At the time, famine in India was all over the news. This young lady sat down with a plate of food in the school cafeteria. Since the students had little control over portion size, she left a few bites of food on her plate when she was done eating.

A smart-mouth young man at the table quipped, "How can you not clean your plate with all those starving children in India?"

Her response was remarkable and it stuck in my mind these 30+ years hence. She said, "What possible good would it do those children in India if I ate this food?"

Silence reigned as the we pondered the many levels of meaning her reponse had for each of us.

I would suggest that a similar response would be in order here. Assuming we have made whatever contribution we are capable of making, "What possible good will it do for me to agonize over something I have no control over on the Gulf Coast?"

But to quote Dennis Miller, "That's just my opinion, I could be wrong!"

September 3, 2005 at 4:37am

roger fulton

true story, should be in a movie, who ever picks up this can have the story for a movie line gratis...I once worked in a hotel in Denver on Colorado Boulevard, a big convention hotel. In the mid-90's where the sales of hotels were rocking and rolling, it was hard to tell when you would lose your job. A hotel would be sold, merged, the company you worked for would be bought, absorbed, the chain you worked for could be bought out, the sight would go down, a new one go up - ANYTHING COULD HAPPEN.
At that hotel, in 1995, everything happened.
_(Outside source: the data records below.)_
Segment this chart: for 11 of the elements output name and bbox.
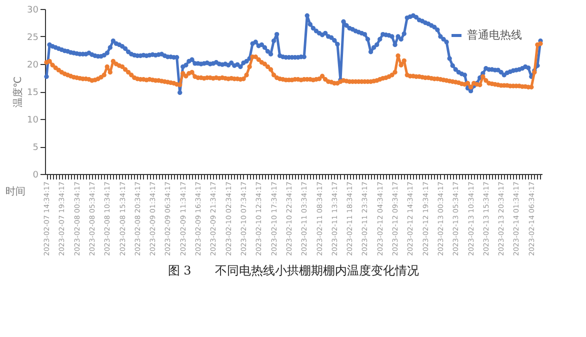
y-tick-label: 30 <box>27 6 39 16</box>
y-tick-label: 15 <box>27 88 38 98</box>
y-tick-label: 25 <box>27 33 38 43</box>
legend-label: 普通电热线 <box>467 28 522 42</box>
x-axis-title: 时间 <box>6 186 26 198</box>
text: 图 3 不同电热线小拱棚期棚内温度变化情况 <box>168 263 420 278</box>
y-tick-label: 10 <box>27 116 39 126</box>
y-axis-title: 温度℃ <box>12 76 24 108</box>
y-tick-label: 5 <box>32 143 38 153</box>
y-tick-label: 0 <box>32 170 39 180</box>
y-tick-label: 20 <box>27 60 39 70</box>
We were bought, sold, bartered, traded, bankrupted, and sold again -- four times in calender year. I never lost my job, I kept my desk, my title (director of sales), my salary, my staff, and my sanity.
My color of my paychecks and my vice presidents changed four times that year,and
I developed a drinking problem about Labor Day, BUT....I did hold onto my job.
Next spring, my wife died of the stress.